Data collection and analysis

Study titles, abstracts, and full texts will be independently reviewed by two researchers (Rui Cao and Jiaxing Lu). We will also record the reasons for excluding irrelevant RCTs. Any disagreements will be settled by a third researcher (Zhao Chen). Fig 1 illustrates the study selection process.

Risk of bias assessment

Each trial will be evaluated independently by two researchers (Rui Cao and Jiaxing Lu) according to the Cochrane Risk of Bias Tool. We will assess random sequence generation, allocation concealment, blinding of intervention, blinding of outcome assessment, reporting of complete outcome data, selective reporting, and other biases.

There are three levels of study bias: high risk, low risk, and unclear risk.

Data synthesis and statistical analysis

We will conduct the meta-analysis using RevMan V.5.3.0 software. Continuous data are expressed as standardized mean difference (SMD) with 95% confidence intervals. Dichotomous data will be assessed using the risk ratio (RR) with 95% CIs.
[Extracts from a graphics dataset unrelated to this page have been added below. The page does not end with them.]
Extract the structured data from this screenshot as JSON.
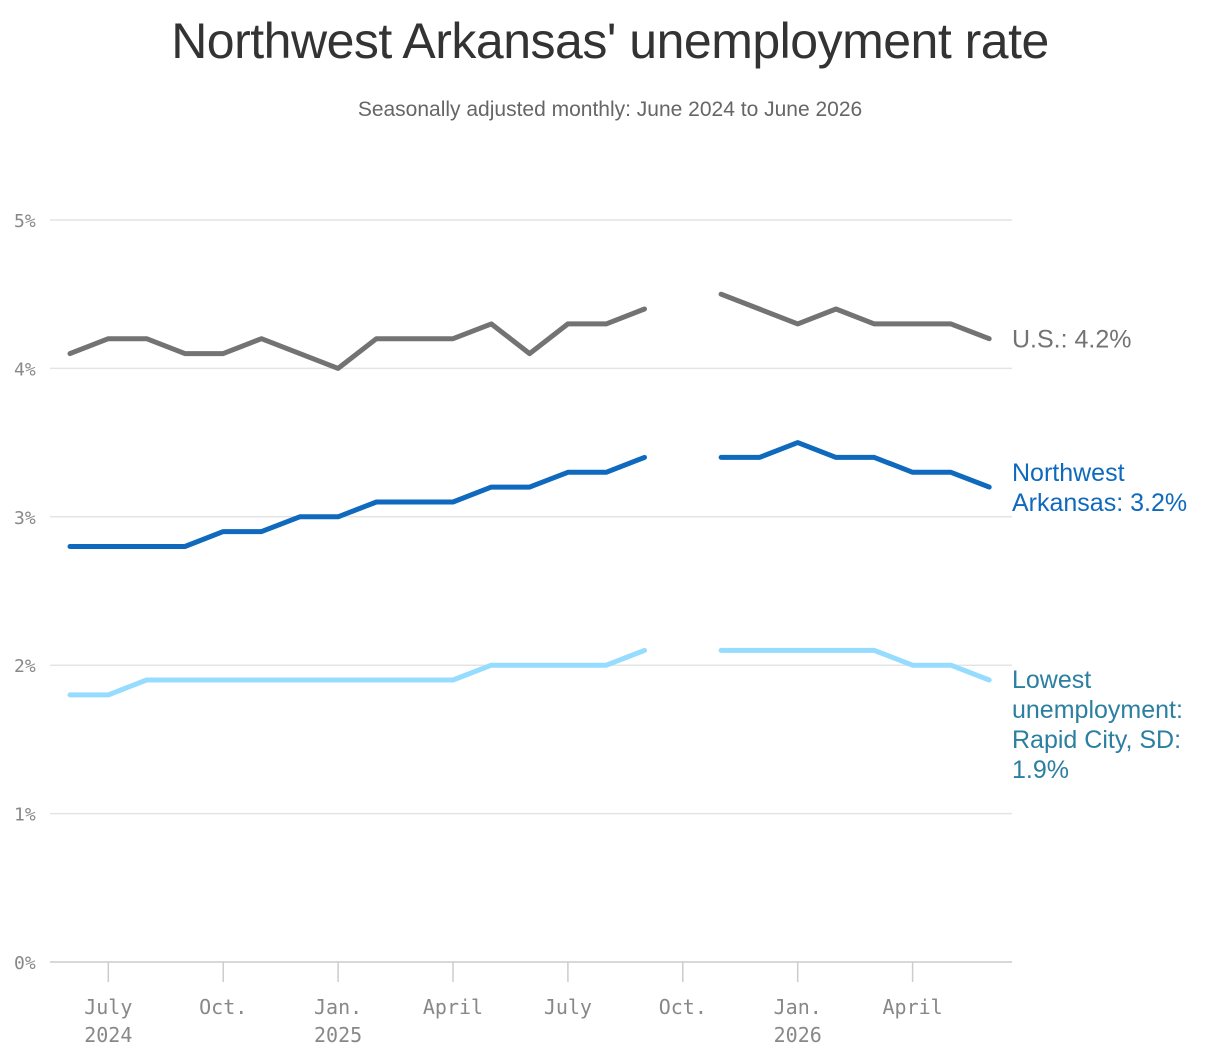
{
  "title": "Northwest Arkansas' unemployment rate",
  "subtitle": "Seasonally adjusted monthly: June 2024 to June 2026",
  "chart_data": {
    "type": "line",
    "title": "Northwest Arkansas' unemployment rate",
    "subtitle": "Seasonally adjusted monthly: June 2024 to June 2026",
    "x": [
      "2024-06",
      "2024-07",
      "2024-08",
      "2024-09",
      "2024-10",
      "2024-11",
      "2024-12",
      "2025-01",
      "2025-02",
      "2025-03",
      "2025-04",
      "2025-05",
      "2025-06",
      "2025-07",
      "2025-08",
      "2025-09",
      "2025-10",
      "2025-11",
      "2025-12",
      "2026-01",
      "2026-02",
      "2026-03",
      "2026-04",
      "2026-05",
      "2026-06"
    ],
    "ylim": [
      0,
      5
    ],
    "y_ticks": [
      "0%",
      "1%",
      "2%",
      "3%",
      "4%",
      "5%"
    ],
    "x_ticks": [
      {
        "x": "2024-07",
        "lines": [
          "July",
          "2024"
        ]
      },
      {
        "x": "2024-10",
        "lines": [
          "Oct."
        ]
      },
      {
        "x": "2025-01",
        "lines": [
          "Jan.",
          "2025"
        ]
      },
      {
        "x": "2025-04",
        "lines": [
          "April"
        ]
      },
      {
        "x": "2025-07",
        "lines": [
          "July"
        ]
      },
      {
        "x": "2025-10",
        "lines": [
          "Oct."
        ]
      },
      {
        "x": "2026-01",
        "lines": [
          "Jan.",
          "2026"
        ]
      },
      {
        "x": "2026-04",
        "lines": [
          "April"
        ]
      }
    ],
    "grid": true,
    "series": [
      {
        "key": "us",
        "label_lines": [
          "U.S.: 4.2%"
        ],
        "color": "#737373",
        "values": [
          4.1,
          4.2,
          4.2,
          4.1,
          4.1,
          4.2,
          4.1,
          4.0,
          4.2,
          4.2,
          4.2,
          4.3,
          4.1,
          4.3,
          4.3,
          4.4,
          null,
          4.5,
          4.4,
          4.3,
          4.4,
          4.3,
          4.3,
          4.3,
          4.2
        ]
      },
      {
        "key": "nwa",
        "label_lines": [
          "Northwest",
          "Arkansas: 3.2%"
        ],
        "color": "#0f69bd",
        "values": [
          2.8,
          2.8,
          2.8,
          2.8,
          2.9,
          2.9,
          3.0,
          3.0,
          3.1,
          3.1,
          3.1,
          3.2,
          3.2,
          3.3,
          3.3,
          3.4,
          null,
          3.4,
          3.4,
          3.5,
          3.4,
          3.4,
          3.3,
          3.3,
          3.2
        ]
      },
      {
        "key": "rapid",
        "label_lines": [
          "Lowest",
          "unemployment:",
          "Rapid City, SD:",
          "1.9%"
        ],
        "color": "#96dcff",
        "label_color": "#2b7fa0",
        "values": [
          1.8,
          1.8,
          1.9,
          1.9,
          1.9,
          1.9,
          1.9,
          1.9,
          1.9,
          1.9,
          1.9,
          2.0,
          2.0,
          2.0,
          2.0,
          2.1,
          null,
          2.1,
          2.1,
          2.1,
          2.1,
          2.1,
          2.0,
          2.0,
          1.9
        ]
      }
    ]
  }
}
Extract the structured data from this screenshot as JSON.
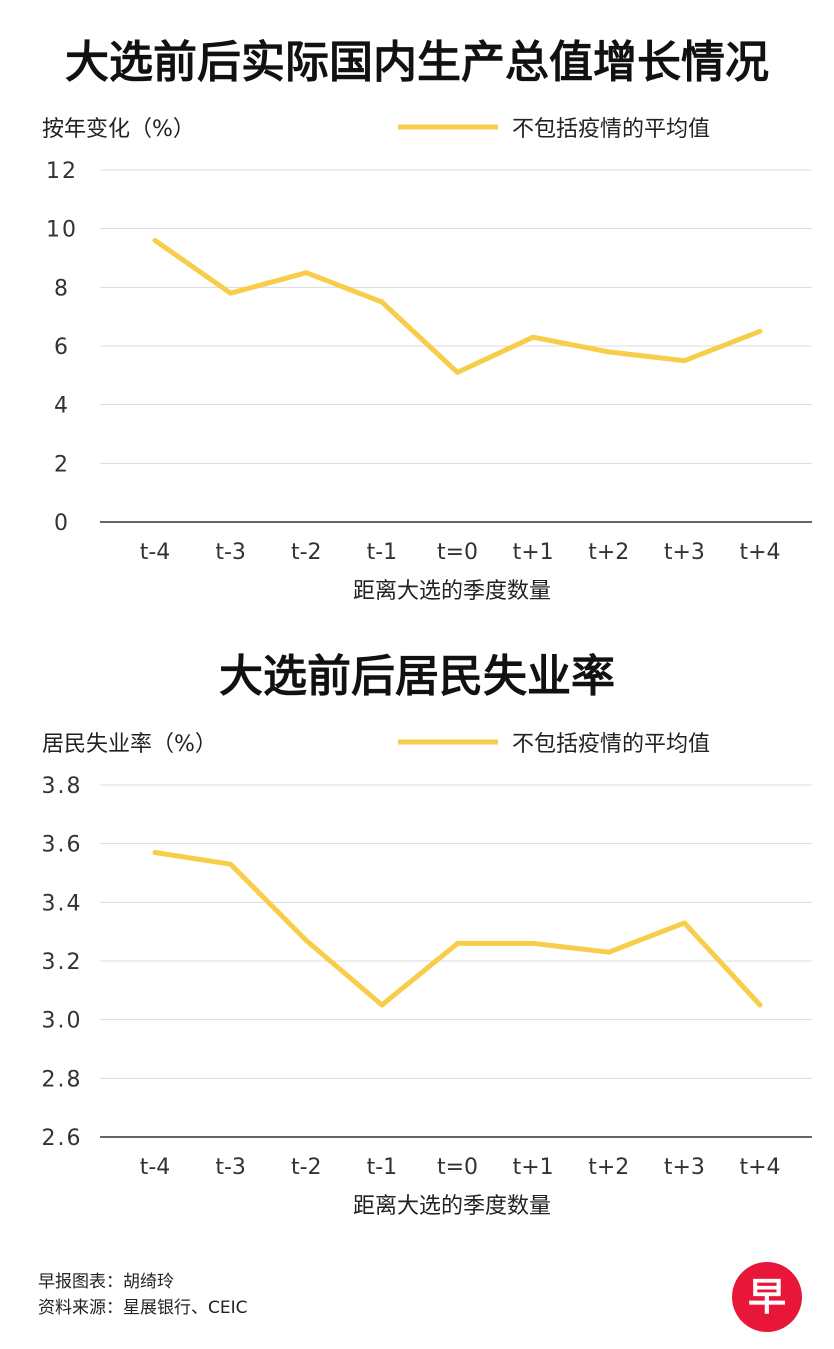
{
  "footer": {
    "credit_label": "早报图表：",
    "credit_value": "胡绮玲",
    "source_label": "资料来源：",
    "source_value": "星展银行、CEIC"
  },
  "logo": {
    "glyph": "早",
    "color": "#e8173a"
  },
  "chart_data": [
    {
      "type": "line",
      "title": "大选前后实际国内生产总值增长情况",
      "ylabel": "按年变化（%）",
      "xlabel": "距离大选的季度数量",
      "categories": [
        "t-4",
        "t-3",
        "t-2",
        "t-1",
        "t=0",
        "t+1",
        "t+2",
        "t+3",
        "t+4"
      ],
      "series": [
        {
          "name": "不包括疫情的平均值",
          "color": "#f7cd4a",
          "values": [
            9.6,
            7.8,
            8.5,
            7.5,
            5.1,
            6.3,
            5.8,
            5.5,
            6.5
          ]
        }
      ],
      "ylim": [
        0,
        12
      ],
      "yticks": [
        "0",
        "2",
        "4",
        "6",
        "8",
        "10",
        "12"
      ],
      "grid": true,
      "legend": "top-right"
    },
    {
      "type": "line",
      "title": "大选前后居民失业率",
      "ylabel": "居民失业率（%）",
      "xlabel": "距离大选的季度数量",
      "categories": [
        "t-4",
        "t-3",
        "t-2",
        "t-1",
        "t=0",
        "t+1",
        "t+2",
        "t+3",
        "t+4"
      ],
      "series": [
        {
          "name": "不包括疫情的平均值",
          "color": "#f7cd4a",
          "values": [
            3.57,
            3.53,
            3.27,
            3.05,
            3.26,
            3.26,
            3.23,
            3.33,
            3.05
          ]
        }
      ],
      "ylim": [
        2.6,
        3.8
      ],
      "yticks": [
        "2.6",
        "2.8",
        "3.0",
        "3.2",
        "3.4",
        "3.6",
        "3.8"
      ],
      "grid": true,
      "legend": "top-right"
    }
  ]
}
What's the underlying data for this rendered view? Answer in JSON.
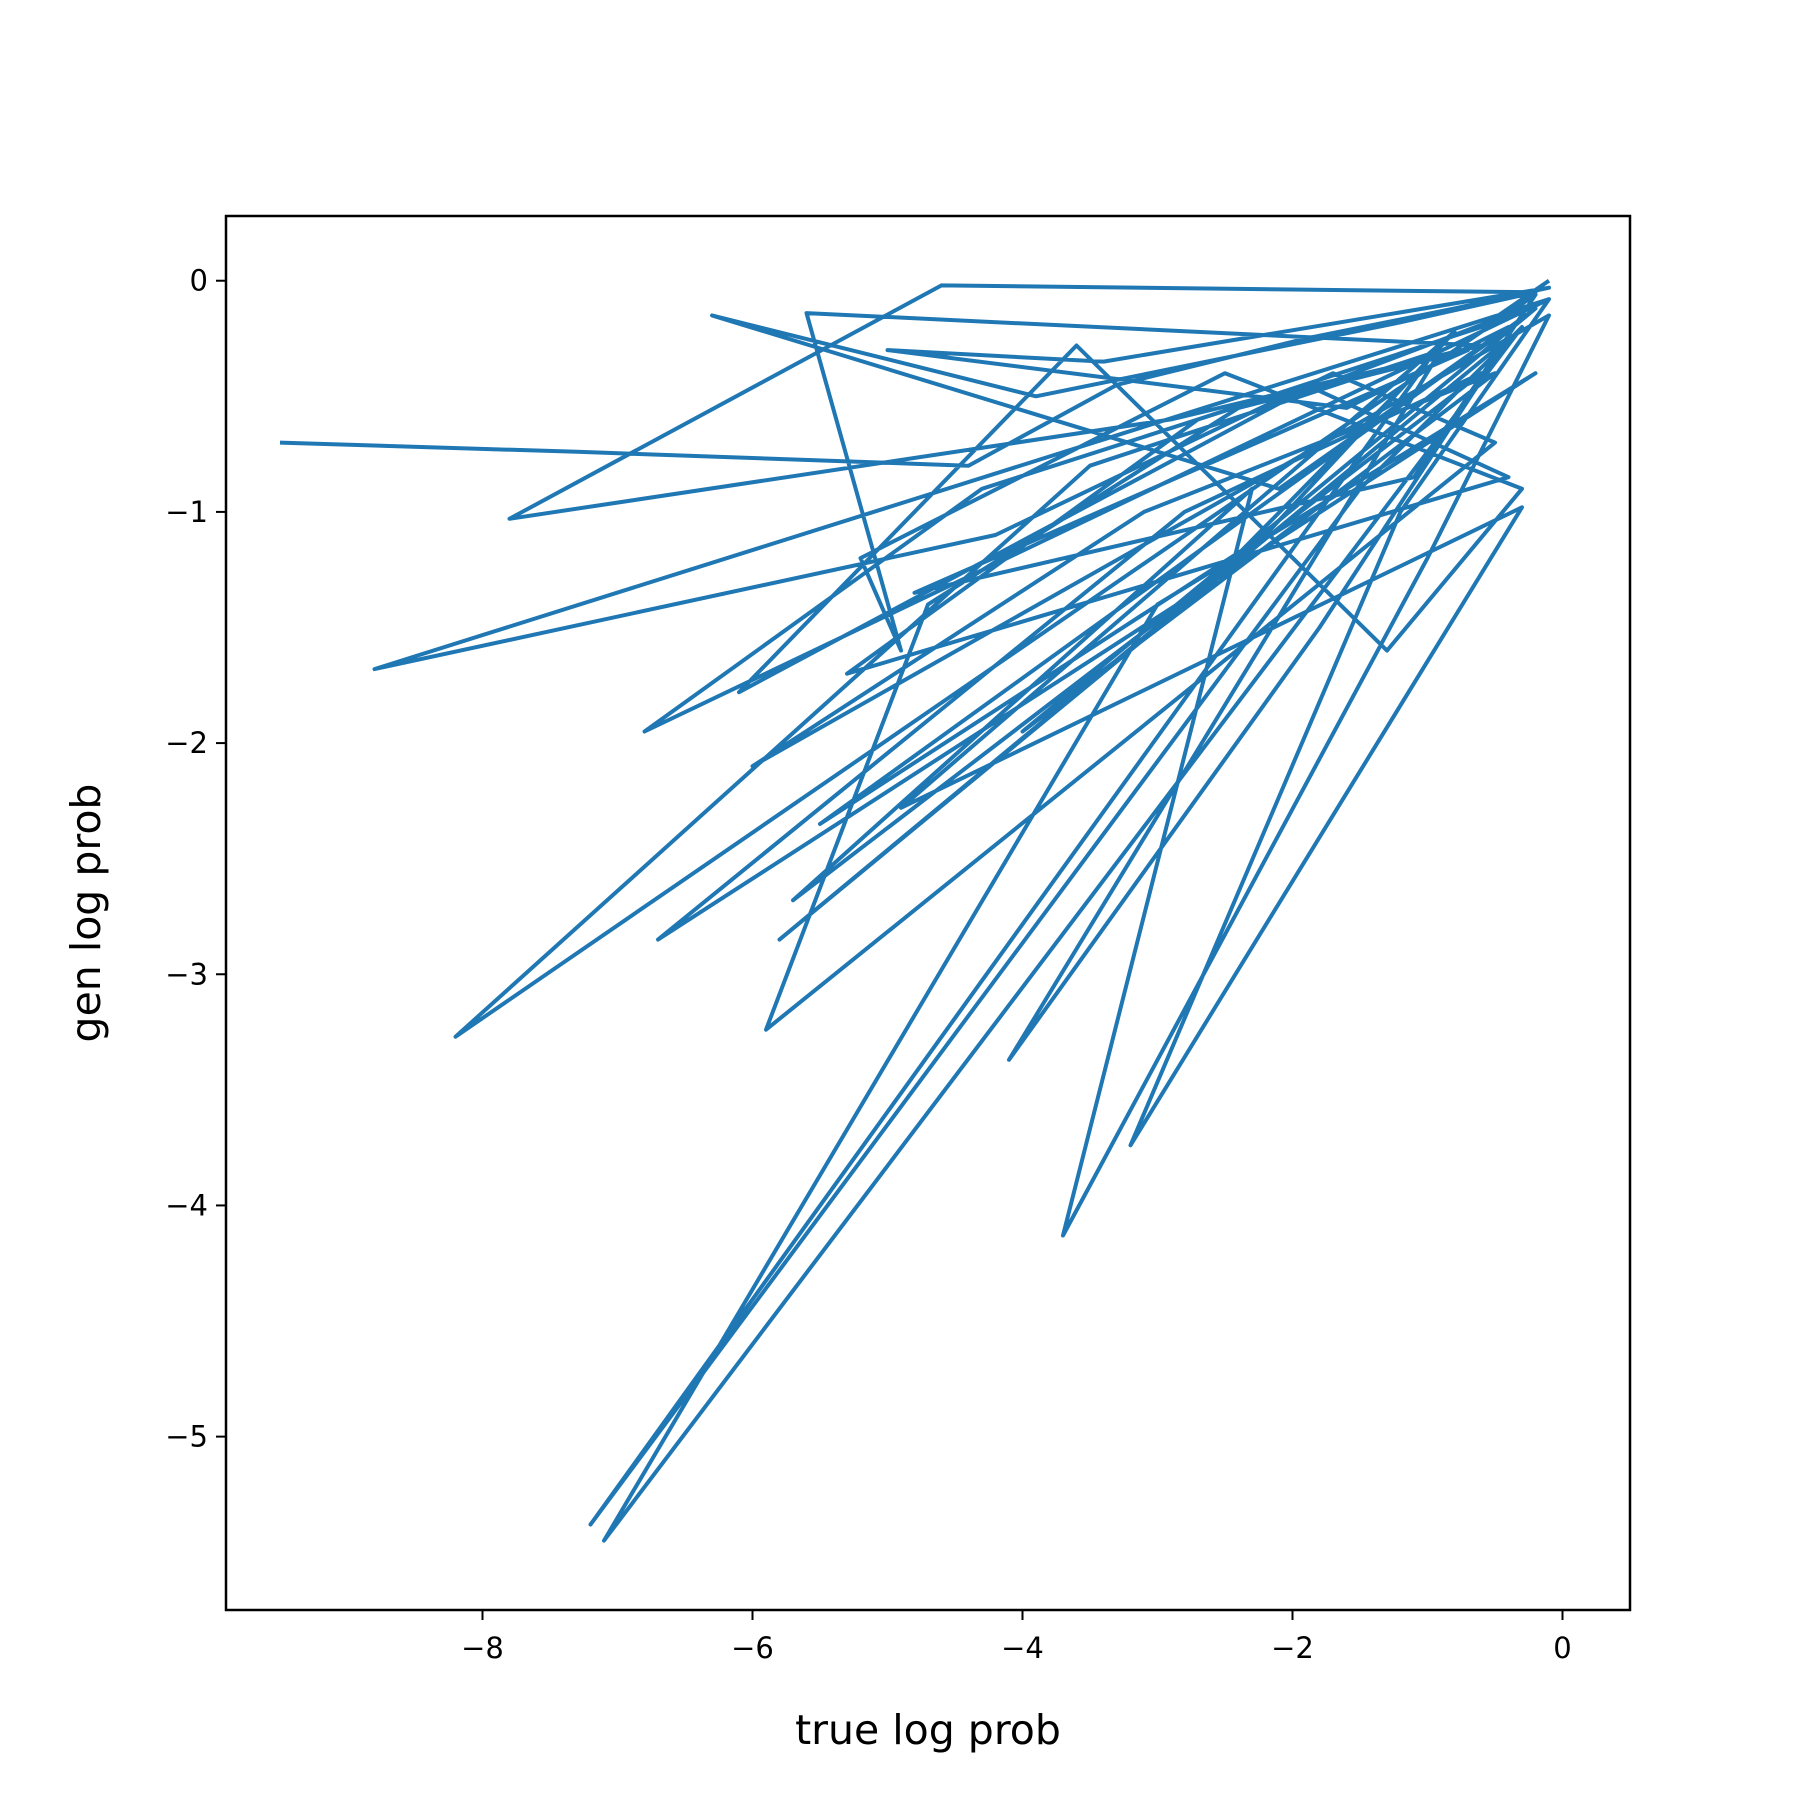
{
  "chart_data": {
    "type": "line",
    "title": "",
    "xlabel": "true log prob",
    "ylabel": "gen log prob",
    "xlim": [
      -9.9,
      0.5
    ],
    "ylim": [
      -5.75,
      0.28
    ],
    "xticks": [
      -8,
      -6,
      -4,
      -2,
      0
    ],
    "xtick_labels": [
      "−8",
      "−6",
      "−4",
      "−2",
      "0"
    ],
    "yticks": [
      0,
      -1,
      -2,
      -3,
      -4,
      -5
    ],
    "ytick_labels": [
      "0",
      "−1",
      "−2",
      "−3",
      "−4",
      "−5"
    ],
    "grid": false,
    "line_color": "#1f77b4",
    "series": [
      {
        "name": "",
        "x": [
          -9.5,
          -7.3,
          -4.4,
          -3.3,
          -1.9,
          -0.8,
          -0.1,
          -3.4,
          -5.0,
          -1.6,
          -0.4,
          -2.1,
          -6.3,
          -3.9,
          -1.2,
          -0.2,
          -4.6,
          -7.8,
          -2.9,
          -0.6,
          -5.6,
          -4.9,
          -5.2,
          -2.5,
          -0.3,
          -1.3,
          -3.6,
          -6.1,
          -2.0,
          -0.1,
          -8.8,
          -4.2,
          -1.7,
          -0.5,
          -5.9,
          -4.7,
          -2.4,
          -0.7,
          -4.8,
          -1.1,
          -0.2,
          -8.2,
          -3.5,
          -0.9,
          -4.1,
          -1.8,
          -0.4,
          -5.8,
          -2.6,
          -1.0,
          -7.2,
          -1.5,
          -0.3,
          -7.1,
          -3.0,
          -0.2,
          -6.7,
          -2.8,
          -0.6,
          -5.7,
          -2.3,
          -3.7,
          -1.0,
          -0.1,
          -6.0,
          -3.1,
          -0.5,
          -4.0,
          -1.4,
          -0.2,
          -5.5,
          -2.2,
          -0.8,
          -4.9,
          -0.3,
          -3.2,
          -1.2,
          -0.1,
          -6.8,
          -4.3,
          -1.9,
          -0.4,
          -5.3,
          -2.7,
          -0.6,
          -0.1
        ],
        "y": [
          -0.7,
          -0.74,
          -0.8,
          -0.45,
          -0.25,
          -0.12,
          -0.03,
          -0.35,
          -0.3,
          -0.55,
          -0.2,
          -0.9,
          -0.15,
          -0.5,
          -0.18,
          -0.05,
          -0.02,
          -1.03,
          -0.6,
          -0.28,
          -0.14,
          -1.6,
          -1.2,
          -0.4,
          -0.9,
          -1.6,
          -0.28,
          -1.78,
          -0.5,
          -0.08,
          -1.68,
          -1.1,
          -0.4,
          -0.7,
          -3.24,
          -1.4,
          -0.55,
          -0.3,
          -1.35,
          -0.85,
          -0.06,
          -3.27,
          -0.8,
          -0.3,
          -3.37,
          -1.5,
          -0.25,
          -2.85,
          -1.3,
          -0.35,
          -5.38,
          -0.9,
          -0.2,
          -5.45,
          -1.4,
          -0.4,
          -2.85,
          -1.0,
          -0.4,
          -2.68,
          -0.9,
          -4.13,
          -1.2,
          -0.15,
          -2.1,
          -1.0,
          -0.4,
          -1.95,
          -0.7,
          -0.12,
          -2.35,
          -1.1,
          -0.22,
          -2.28,
          -0.98,
          -3.74,
          -1.0,
          -0.08,
          -1.95,
          -0.9,
          -0.45,
          -0.85,
          -1.7,
          -0.6,
          -0.2,
          0.0
        ]
      }
    ]
  }
}
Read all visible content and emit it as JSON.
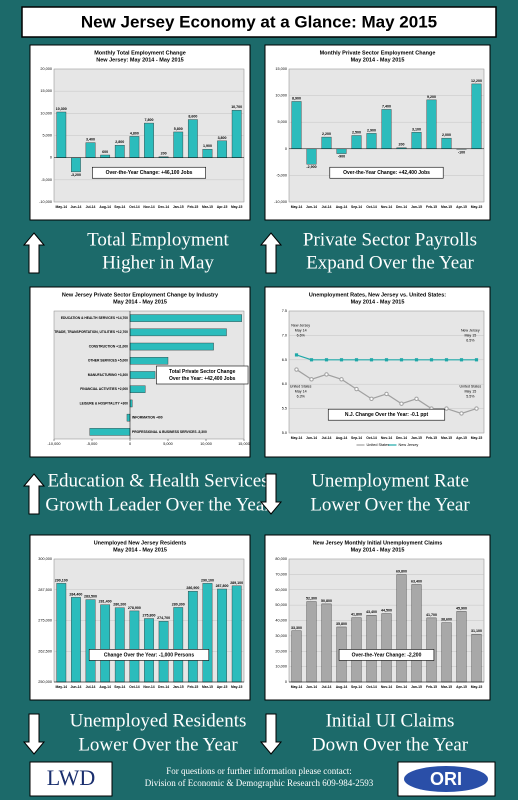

Assessment of heterogeneity.

To determine statistical heterogeneity, we will calculate I2 or use the chi-square test. It will be viewed as low or no heterogeneity if I2<50%, while I2≥50% will be viewed as significant heterogeneity within the RCTs. If there is no statistical heterogeneity (I2 <50% and P> 0.1), the fixed-effects model will be used for meta-analysis. If there is statistical heterogeneity (I2> 50% and P < 0.1), the random-effects model will be used for meta-analysis. Consequently, we will conduct a sensitivity or subgroup analysis to identify possible sources of heterogeneity.

Subgroup analysis.

In cases of insufficient studies, subgroup analysis will be conducted according to different types of biologics, the age range of participants, and the frequency as well as the course of the treatment.

Sensitivity analysis.

Sensitivity analyses will be performed to check whether the results are robust and reliable, based on methodological quality, sample size, statistical models, and missing data.

Assessment of publication bias.

The publication bias will be assessed with funnel plots if >10 studies are included in the meta-analysis. The asymmetry of the funnel plot will be checked by Egger’s test.

Evidence quality evaluation.

The quality of evidence will be categorized as high, moderate, low, or very low, based on their grades.

Discussion

The expected results may reveal that the efficacy of biological agents in the treatment of pediatric atopic dermatitis is more enhanced than hormonal therapy or immunosuppressants. Additionally, these biological agents display good safety and have little impact on the teenage population.